Now that we’ve covered the rosy part, with all the goodies clubbed together, let’s also take a closer look at some of the challenges that AMD and its shareholders could face going forward.
- First and foremost, as I’ve mentioned before, AMD has struggled to release its products in a timely manner in the past. The chipmaker usually takes its own sweet time to release its CPU or GPU line-ups. So if AMD is rushing the launch of its Vega cards, just so that it can compete with Nvidia’s top-end Pascal GPUs, it could backfire for the chipmaker. AMD needs to make sure that it doesn’t skimp on testing and sampling of its GPUs. Otherwise, AMD will have buggy cards on the market that could tarnish its reputation (even further?).
- More to the point, AMD products have also been known to be hyped before their launch. We saw this recently with the release of its Polaris GPUs and this might be the case with its Vega line-up as well. So I’d be relatively conservative regarding the touted performance gains for Vega, as shown in the chart above.

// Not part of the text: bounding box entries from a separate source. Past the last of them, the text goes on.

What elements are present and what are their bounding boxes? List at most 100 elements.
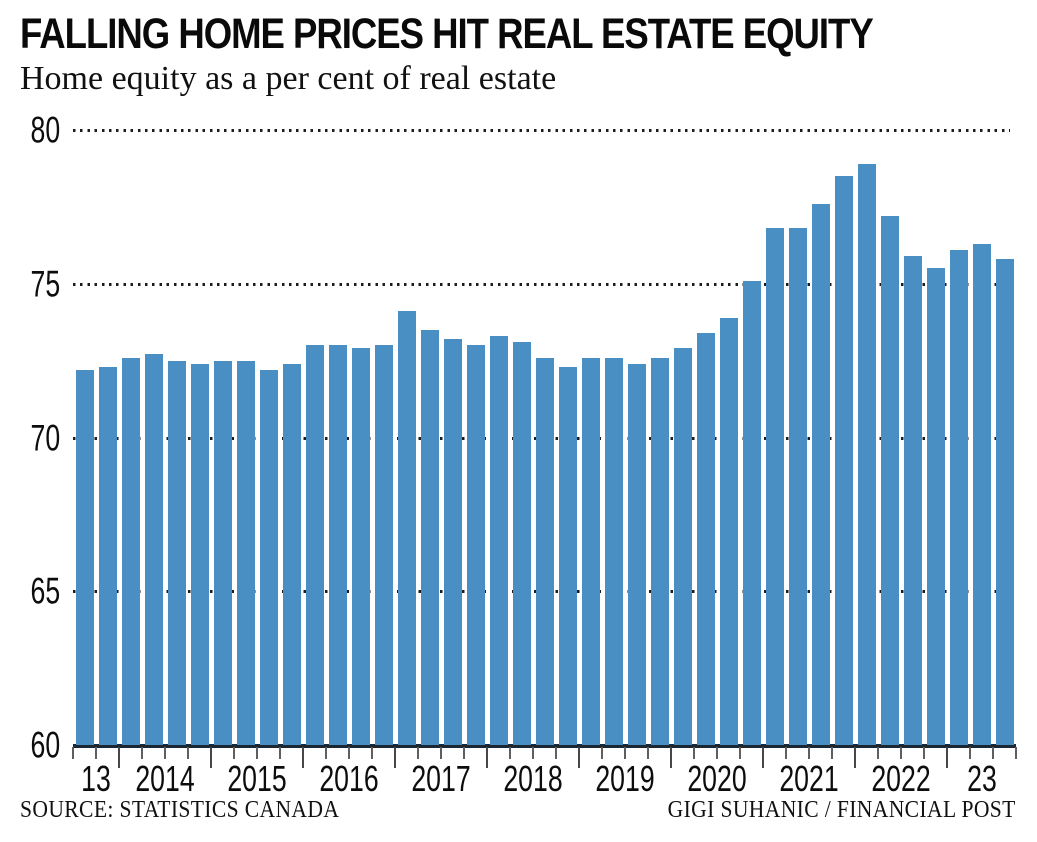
y-tick-label: 80: [30, 109, 60, 151]
y-tick-label: 60: [30, 724, 60, 766]
axis-tick: [348, 747, 350, 759]
gridline-80: [73, 129, 1010, 132]
bar: [144, 354, 163, 745]
axis-tick: [141, 747, 143, 759]
bar: [926, 268, 945, 745]
bar: [811, 203, 830, 745]
axis-tick: [187, 747, 189, 759]
axis-tick: [923, 747, 925, 759]
x-tick-label: 2018: [503, 758, 563, 799]
x-tick-label: 2021: [779, 758, 839, 799]
axis-tick: [716, 747, 718, 759]
axis-tick: [325, 747, 327, 759]
axis-tick: [785, 747, 787, 759]
bar: [190, 363, 209, 745]
axis-tick: [118, 747, 120, 768]
bar: [604, 357, 623, 745]
bar: [765, 228, 784, 745]
axis-tick: [256, 747, 258, 759]
y-tick-label: 75: [30, 263, 60, 305]
axis-tick: [762, 747, 764, 768]
chart-title: FALLING HOME PRICES HIT REAL ESTATE EQUI…: [20, 10, 874, 58]
axis-tick: [279, 747, 281, 759]
x-axis-baseline: [73, 744, 1016, 748]
axis-tick: [877, 747, 879, 759]
axis-tick: [371, 747, 373, 759]
bar: [466, 345, 485, 745]
x-tick-label: 2019: [595, 758, 655, 799]
bar: [880, 216, 899, 745]
bar: [581, 357, 600, 745]
footer: SOURCE: STATISTICS CANADA GIGI SUHANIC /…: [20, 797, 1016, 824]
bar: [742, 280, 761, 745]
bar: [995, 259, 1014, 745]
x-tick-label: 2015: [227, 758, 287, 799]
bar: [305, 345, 324, 745]
axis-tick: [693, 747, 695, 759]
bar: [420, 329, 439, 745]
y-axis: 80 75 70 65 60: [0, 112, 60, 764]
axis-tick: [532, 747, 534, 759]
axis-tick: [969, 747, 971, 759]
axis-tick: [578, 747, 580, 768]
bar: [903, 256, 922, 745]
axis-tick: [992, 747, 994, 759]
axis-tick: [1015, 747, 1017, 759]
axis-tick: [440, 747, 442, 759]
axis-tick: [900, 747, 902, 759]
bar: [696, 332, 715, 745]
axis-tick: [210, 747, 212, 768]
x-tick-label: 13: [81, 758, 111, 799]
bar: [489, 336, 508, 745]
y-tick-label: 70: [30, 417, 60, 458]
x-tick-label: 23: [966, 758, 997, 799]
bar: [558, 366, 577, 745]
axis-tick: [302, 747, 304, 768]
bar: [650, 357, 669, 745]
bar: [167, 360, 186, 745]
axis-tick: [463, 747, 465, 759]
credit-note: GIGI SUHANIC / FINANCIAL POST: [667, 797, 1016, 823]
axis-tick: [808, 747, 810, 759]
axis-tick: [624, 747, 626, 759]
bar: [328, 345, 347, 745]
axis-tick: [394, 747, 396, 768]
bar: [397, 311, 416, 745]
bar: [627, 363, 646, 745]
axis-tick: [486, 747, 488, 768]
bar: [351, 348, 370, 745]
axis-tick: [95, 747, 97, 759]
bar: [949, 249, 968, 745]
bar: [236, 360, 255, 745]
x-tick-label: 2022: [871, 758, 931, 799]
bar: [972, 243, 991, 745]
axis-tick: [946, 747, 948, 768]
x-tick-label: 2014: [135, 758, 195, 799]
y-tick-label: 65: [30, 570, 60, 612]
bar: [788, 228, 807, 745]
bar: [857, 163, 876, 745]
axis-tick: [233, 747, 235, 759]
bar: [75, 369, 94, 745]
plot-area: [73, 129, 1016, 748]
x-tick-label: 2017: [411, 758, 471, 799]
bar: [374, 345, 393, 745]
bar: [98, 366, 117, 745]
bar: [121, 357, 140, 745]
axis-tick: [831, 747, 833, 759]
source-note: SOURCE: STATISTICS CANADA: [20, 797, 340, 823]
axis-tick: [647, 747, 649, 759]
x-axis: 13 2014 2015 2016 2017 2018 2019 2020 2021 2022 23: [72, 746, 1017, 816]
axis-tick: [72, 747, 74, 759]
bar: [512, 342, 531, 745]
gridline-75: [73, 282, 1010, 286]
bar: [535, 357, 554, 745]
axis-tick: [601, 747, 603, 759]
axis-tick: [555, 747, 557, 759]
axis-tick: [670, 747, 672, 768]
bar: [213, 360, 232, 745]
axis-tick: [739, 747, 741, 759]
bar: [834, 176, 853, 745]
axis-tick: [509, 747, 511, 759]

- Granted that Nvidia is scheduled to release its next-gen Volta cards in 2018. But if it see’s a credible threat from AMD, and projects a significant market share erosion, then Nvidia might move to advance the launch of its cards as well. That could potentially nullify AMD Vega’s competitive advantages, as mentioned above.
Putting it all together
AMD has been beaten down so much that it doesn’t really need to beat Nvidia at this point in time to stage a successful financial turnaround. Even if AMD manages to capture an additional 5-10% share of the GPU market, its shares would explode. The chipmaker is finally coming out with products that could compete fiercely with Nvidia’s offerings, so I’m optimistic about its prospects. The advancement of Vega is another welcome move; it’s aforementioned pros appear to outweigh the cons by a huge margin.